Algorithms Aren’t Colorblind
The lack of diversity reflected in art museums creeps into our definitions of art, culture and ultimately whose experiences matter enough to be preserved. They are reinforced every time a person of color walks into a museum and realizes that the few paintings that look like them depict tired stereotypes. While well-intentioned, Google’s art selfie feature had the same impact on many people of color.
Algorithms don’t protect us from our biases. Instead, they absorb, amplify and propagate them, while creating the illusion that technology is sheltered from human prejudices. Facial recognition algorithms have already demonstrated their ability to cause harm, such as when two black users of Google Photos discovered that it labelled their photos with a “gorilla” tag (Google apologized for the error and blocked the image categories “gorilla,” “chimp,” “chimpanzee” and “monkey” from the app).
Algorithms are only as good as their benchmark datasets, and those datasets reflect their creators’ biases (conscious or not).

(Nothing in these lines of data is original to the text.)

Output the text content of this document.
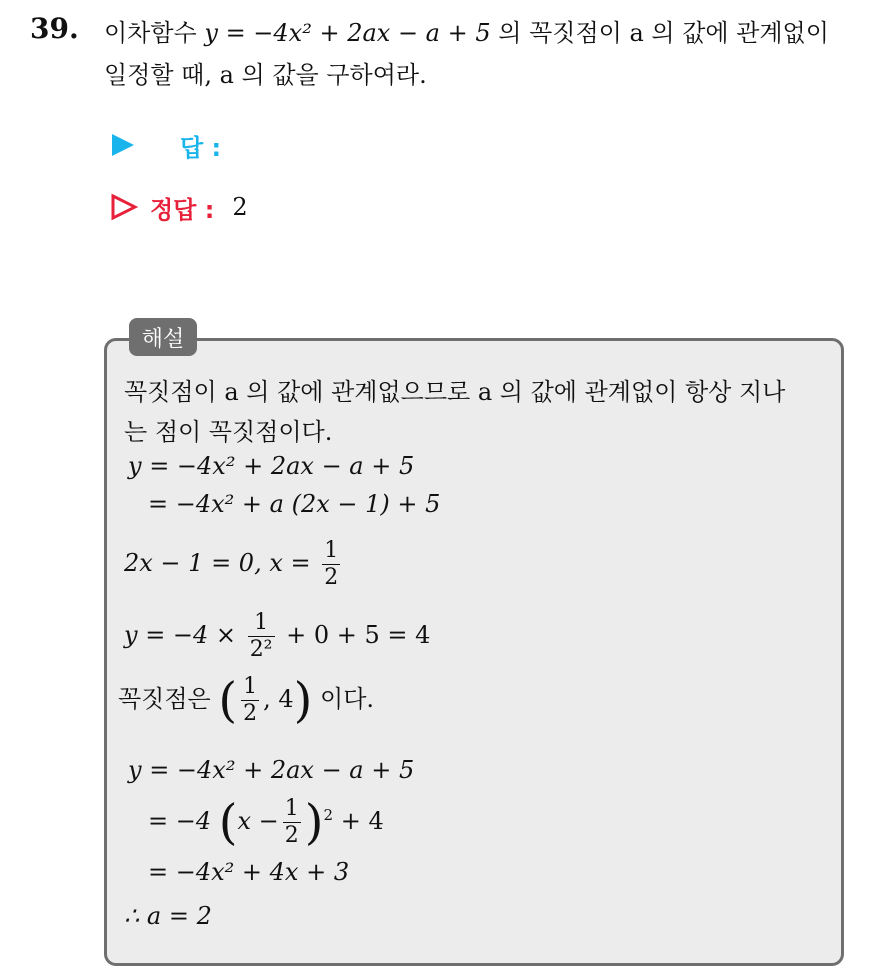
39. 이차함수 y = −4x² + 2ax − a + 5 의 꼭짓점이 a 의 값에 관계없이
일정할 때, a 의 값을 구하여라.
답 :
정답 : 2
해설
꼭짓점이 a 의 값에 관계없으므로 a 의 값에 관계없이 항상 지나
는 점이 꼭짓점이다.
y = −4x² + 2ax − a + 5
= −4x² + a (2x − 1) + 5
2x − 1 = 0, $x = \frac{1}{2}$
$y = -4 \times \frac{1}{\text{2²}} + 0 + 5 = 4$
꼭짓점은 ( $\frac{1}{2}$ , 4) 이다.
y = −4x² + 2ax − a + 5
= −4 $(x - \frac{1}{2} )^2 + 4$
= −4x² + 4x + 3
∴ a = 2
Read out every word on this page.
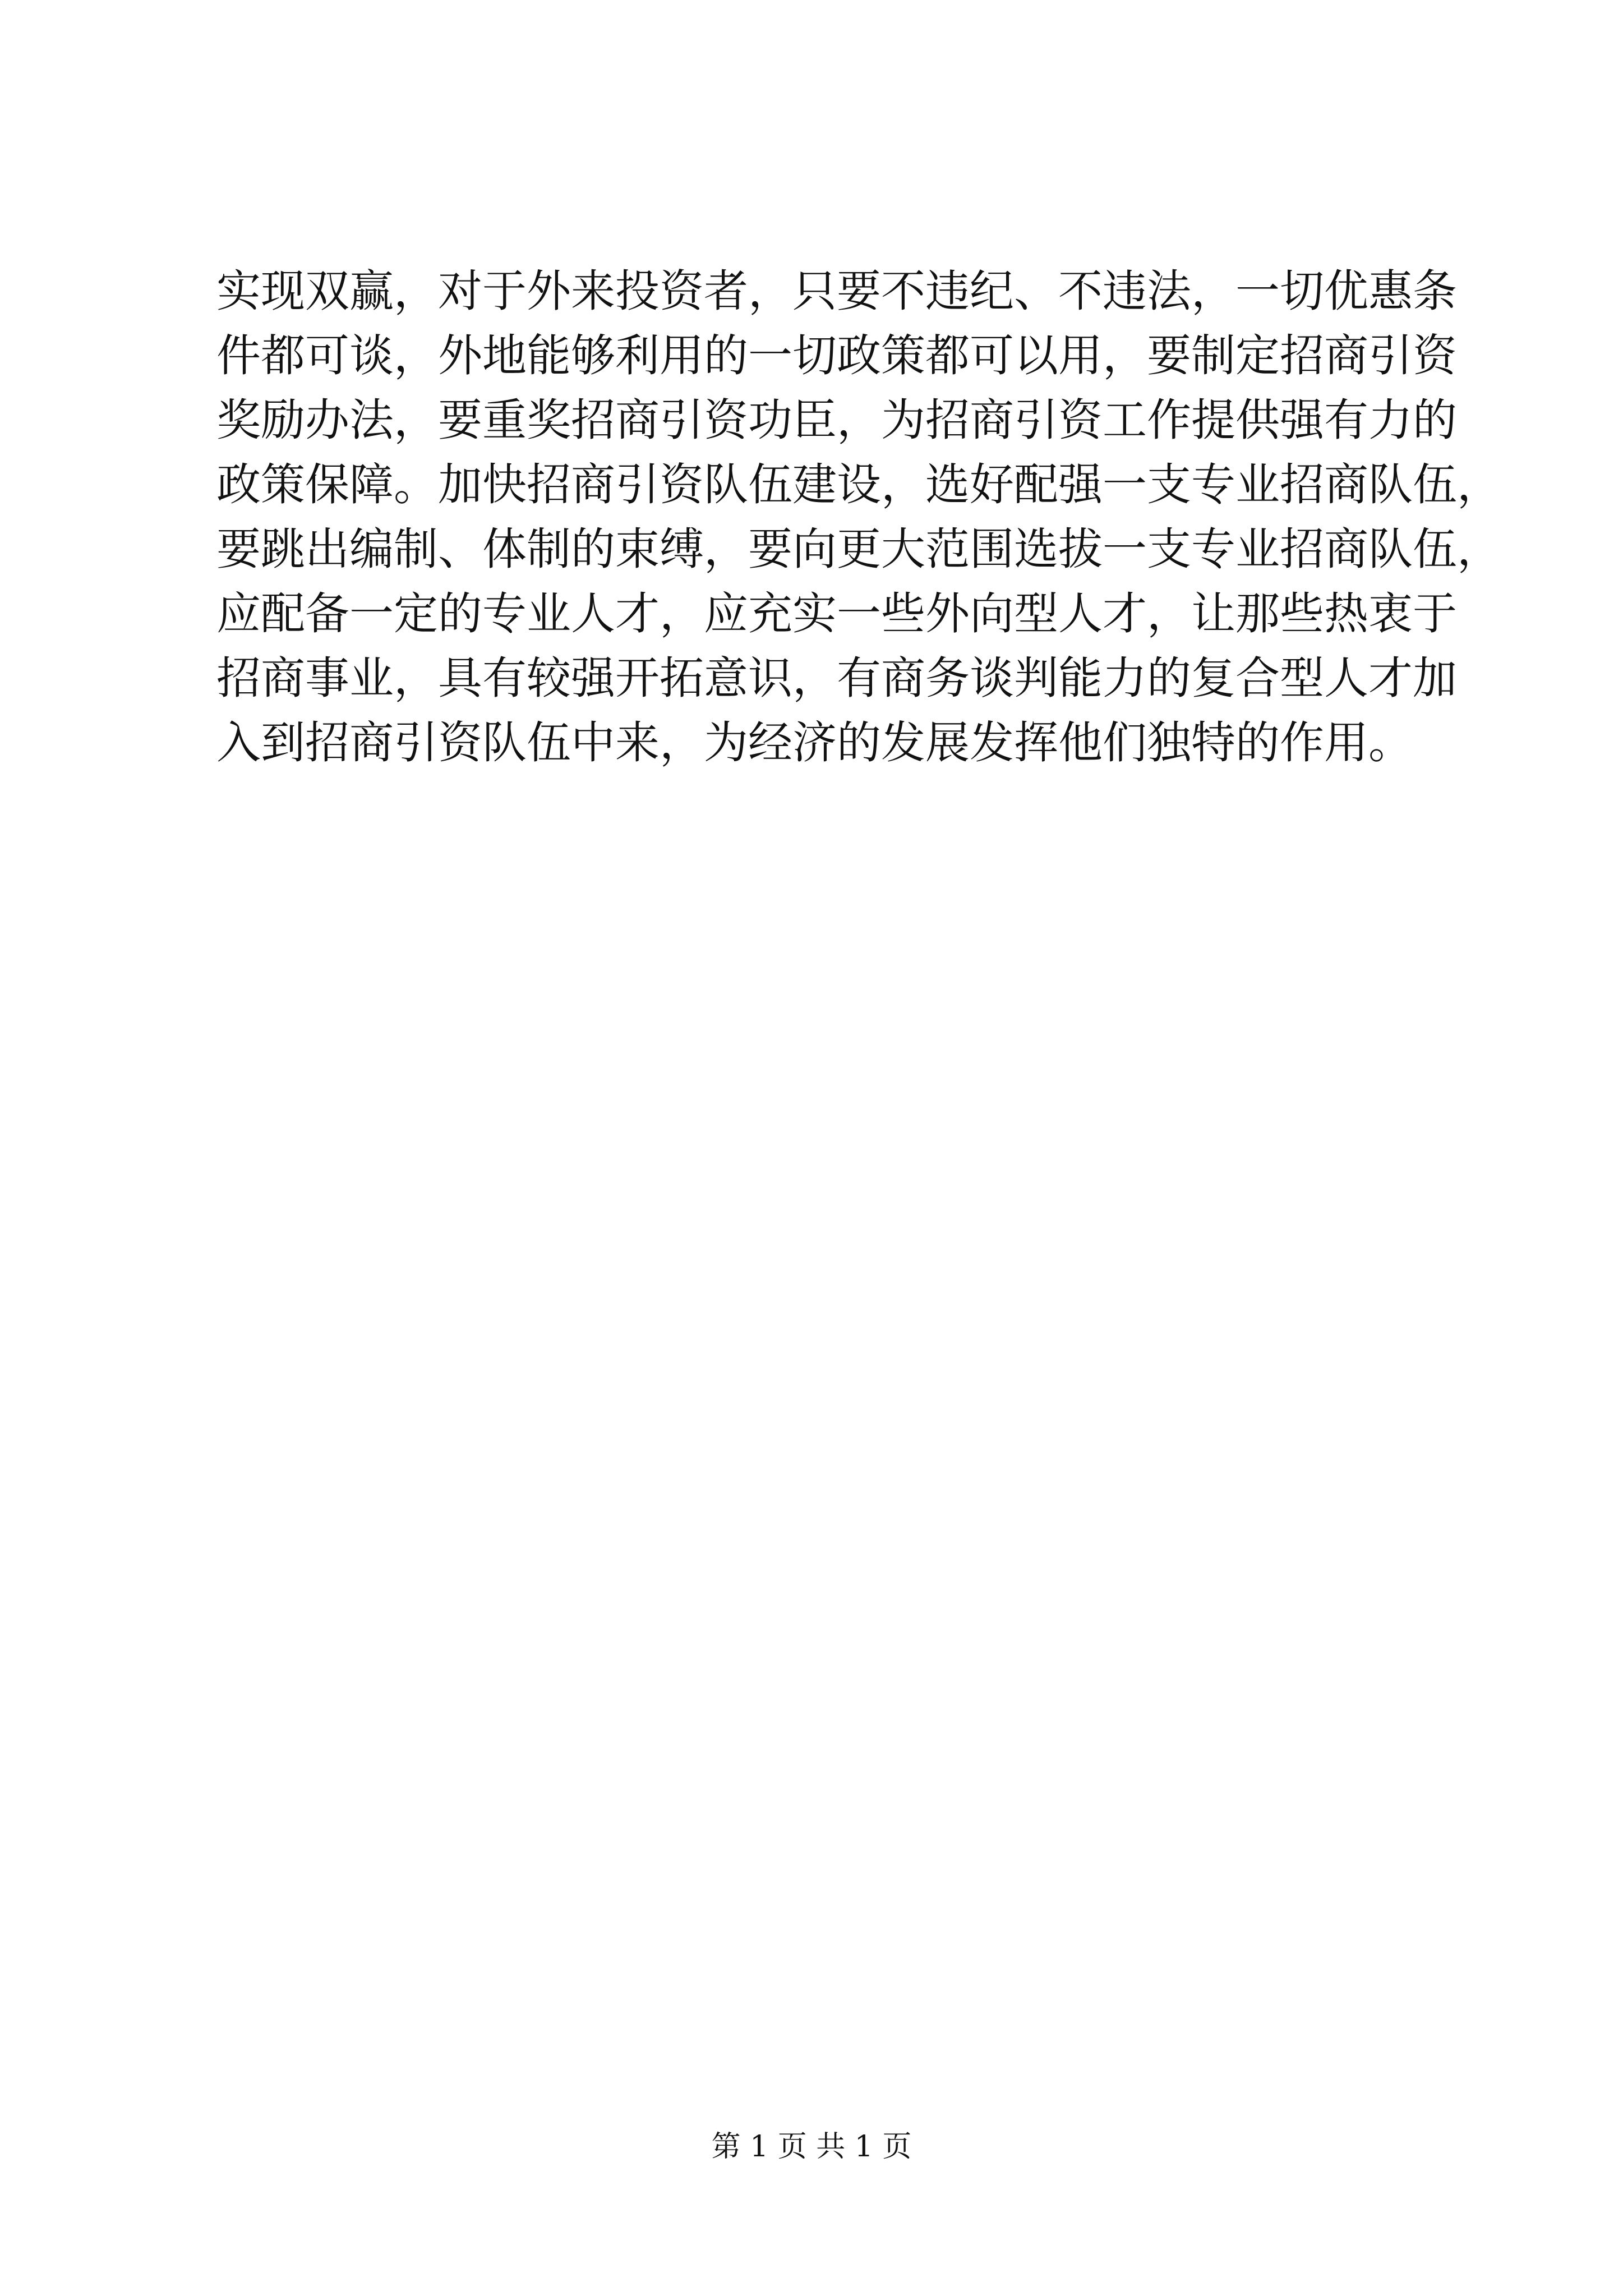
实现双赢，对于外来投资者，只要不违纪、不违法，一切优惠条
件都可谈，外地能够利用的一切政策都可以用，要制定招商引资
奖励办法，要重奖招商引资功臣，为招商引资工作提供强有力的
政策保障。加快招商引资队伍建设，选好配强一支专业招商队伍，
要跳出编制、体制的束缚，要向更大范围选拔一支专业招商队伍，
应配备一定的专业人才，应充实一些外向型人才，让那些热衷于
招商事业，具有较强开拓意识，有商务谈判能力的复合型人才加
入到招商引资队伍中来，为经济的发展发挥他们独特的作用。
第 1 页 共 1 页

This issue is being studied and documented by researchers including MIT graduate student Joy Buolamwini, who founded the Algorithmic Justice League to prevent bias from being coded into software, which has unsettling implications for wide-scale racial profiling and civil rights violations. In a TED talk last year, Buolamwini, who is black, recounted how some robots with computer vision did a better job of detecting her when she wore a white mask.

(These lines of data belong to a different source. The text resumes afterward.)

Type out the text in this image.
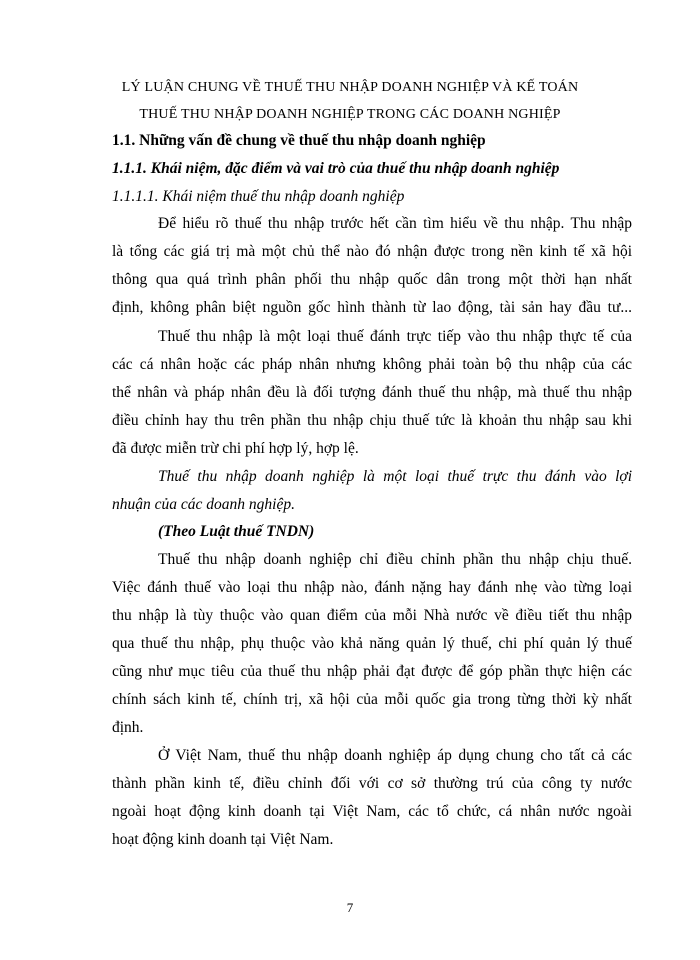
LÝ LUẬN CHUNG VỀ THUẾ THU NHẬP DOANH NGHIỆP VÀ KẾ TOÁN
THUẾ THU NHẬP DOANH NGHIỆP TRONG CÁC DOANH NGHIỆP
1.1. Những vấn đề chung về thuế thu nhập doanh nghiệp
1.1.1. Khái niệm, đặc điểm và vai trò của thuế thu nhập doanh nghiệp
1.1.1.1. Khái niệm thuế thu nhập doanh nghiệp
Để hiểu rõ thuế thu nhập trước hết cần tìm hiểu về thu nhập. Thu nhập
là tổng các giá trị mà một chủ thể nào đó nhận được trong nền kinh tế xã hội
thông qua quá trình phân phối thu nhập quốc dân trong một thời hạn nhất
định, không phân biệt nguồn gốc hình thành từ lao động, tài sản hay đầu tư...
Thuế thu nhập là một loại thuế đánh trực tiếp vào thu nhập thực tế của
các cá nhân hoặc các pháp nhân nhưng không phải toàn bộ thu nhập của các
thể nhân và pháp nhân đều là đối tượng đánh thuế thu nhập, mà thuế thu nhập
điều chỉnh hay thu trên phần thu nhập chịu thuế tức là khoản thu nhập sau khi
đã được miễn trừ chi phí hợp lý, hợp lệ.
Thuế thu nhập doanh nghiệp là một loại thuế trực thu đánh vào lợi
nhuận của các doanh nghiệp.
(Theo Luật thuế TNDN)
Thuế thu nhập doanh nghiệp chỉ điều chỉnh phần thu nhập chịu thuế.
Việc đánh thuế vào loại thu nhập nào, đánh nặng hay đánh nhẹ vào từng loại
thu nhập là tùy thuộc vào quan điểm của mỗi Nhà nước về điều tiết thu nhập
qua thuế thu nhập, phụ thuộc vào khả năng quản lý thuế, chi phí quản lý thuế
cũng như mục tiêu của thuế thu nhập phải đạt được để góp phần thực hiện các
chính sách kinh tế, chính trị, xã hội của mỗi quốc gia trong từng thời kỳ nhất
định.
Ở Việt Nam, thuế thu nhập doanh nghiệp áp dụng chung cho tất cả các
thành phần kinh tế, điều chỉnh đối với cơ sở thường trú của công ty nước
ngoài hoạt động kinh doanh tại Việt Nam, các tổ chức, cá nhân nước ngoài
hoạt động kinh doanh tại Việt Nam.
7
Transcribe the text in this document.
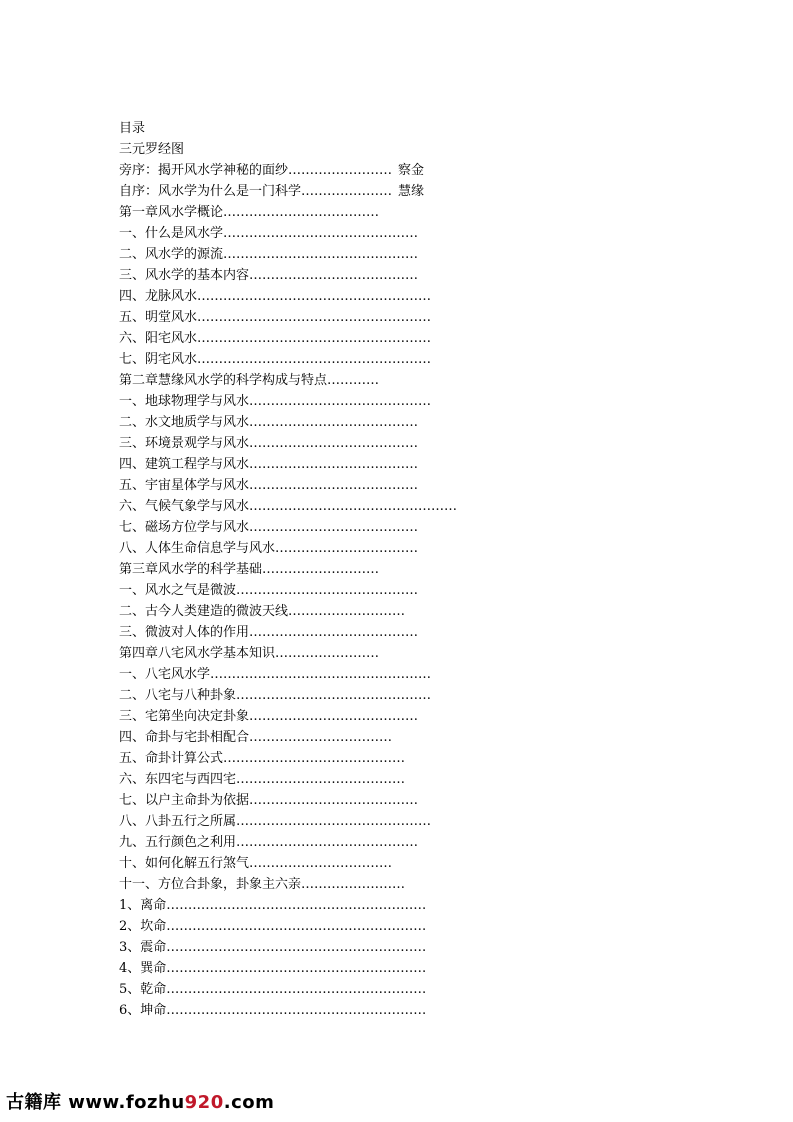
目录
三元罗经图
旁序：揭开风水学神秘的面纱…………………… 察金
自序：风水学为什么是一门科学………………… 慧缘
第一章风水学概论………………………………
一、什么是风水学………………………………………
二、风水学的源流………………………………………
三、风水学的基本内容…………………………………
四、龙脉风水………………………………………………
五、明堂风水………………………………………………
六、阳宅风水………………………………………………
七、阴宅风水………………………………………………
第二章慧缘风水学的科学构成与特点…………
一、地球物理学与风水……………………………………
二、水文地质学与风水…………………………………
三、环境景观学与风水…………………………………
四、建筑工程学与风水…………………………………
五、宇宙星体学与风水…………………………………
六、气候气象学与风水…………………………………………
七、磁场方位学与风水…………………………………
八、人体生命信息学与风水……………………………
第三章风水学的科学基础………………………
一、风水之气是微波……………………………………
二、古今人类建造的微波天线………………………
三、微波对人体的作用…………………………………
第四章八宅风水学基本知识……………………
一、八宅风水学……………………………………………
二、八宅与八种卦象………………………………………
三、宅第坐向决定卦象…………………………………
四、命卦与宅卦相配合……………………………
五、命卦计算公式……………………………………
六、东四宅与西四宅…………………………………
七、以户主命卦为依据…………………………………
八、八卦五行之所属………………………………………
九、五行颜色之利用……………………………………
十、如何化解五行煞气……………………………
十一、方位合卦象，卦象主六亲……………………
1、离命……………………………………………………
2、坎命……………………………………………………
3、震命……………………………………………………
4、巽命……………………………………………………
5、乾命……………………………………………………
6、坤命……………………………………………………
古籍库 www.fozhu920.com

“There is an assumption that if you do well on the benchmarks then you’re doing well overall,” Buolamwini told The Guardian last May. “But we haven’t questioned the representativeness of the benchmarks, so if we do well on that benchmark we give ourselves a false notion of progress.”

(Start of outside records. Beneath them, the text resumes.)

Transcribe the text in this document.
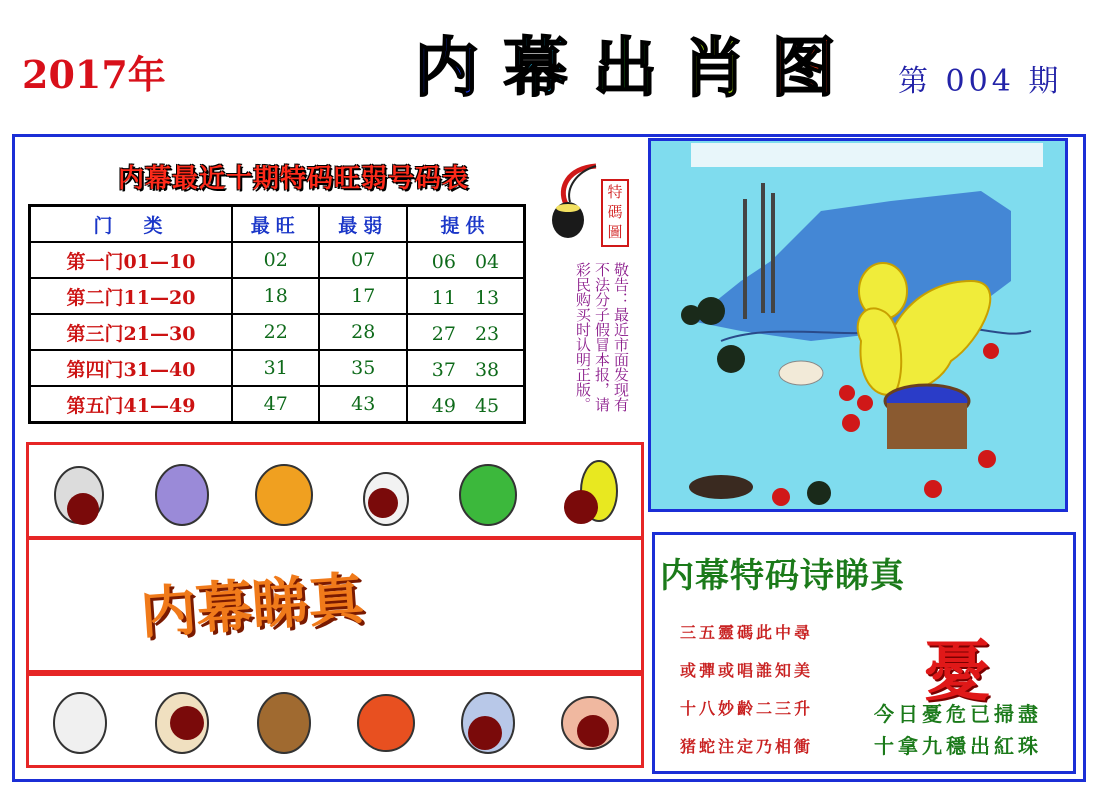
2017年	内 幕 出 肖 图	第 004 期
内幕最近十期特码旺弱号码表
门　类	最旺	最弱	提供
第一门01—10	02	07	06　04
第二门11—20	18	17	11　13
第三门21—30	22	28	27　23
第四门31—40	31	35	37　38
第五门41—49	47	43	49　45
特碼圖
敬告：最近市面发现有不法分子假冒本报，请彩民购买时认明正版。
内幕睇真	内幕特码诗睇真
憂
三五靈碼此中尋
或彈或唱誰知美
十八妙齡二三升
猪蛇注定乃相衝
今日憂危已掃盡
十拿九穩出紅珠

The biases making their way into facial recognition algorithms echo the development of color film. In the 1950s, Kodak began sending cards depicting female models to photo labs to help them calibrate skin tones during processing. All of the models were nicknamed Shirley, after the first studio model used, and for decades, all of them were white. This meant that images of black people often came out over- or under-developed. In an essay for BuzzFeed, writer and photographer Syreeta McFadden described how those photos fed into racist perceptions of black people: “Our teeth and our eyes shimmer through the image, which in its turn become appropriated to imply this is how black people are, mimicked to fit some racialized nightmare that erases our humanity.”
Companies like Google now have an unprecedented opportunity to challenge racism and myopic thinking because their technology and the products built on them can transcend the limitations of geography, language and culture in a way that no other medium has been able to. Google Arts & Culture selfies have the potential to be more than a silly meme, but only if the feature openly acknowledges its limitations–which means confronting biases in art history, collection and curation more directly and perhaps educating its users about them.
For many people of color, the feature served as yet another reminder of how they have been marginalized and excluded. More than a meme or an app engagement tool, Google’s art selfies are an opportunity to look at who gets to define what is culture. Art is one of the ways by which cultures create their collective narratives, and everyone loses out when only a narrow slice of experiences are valued.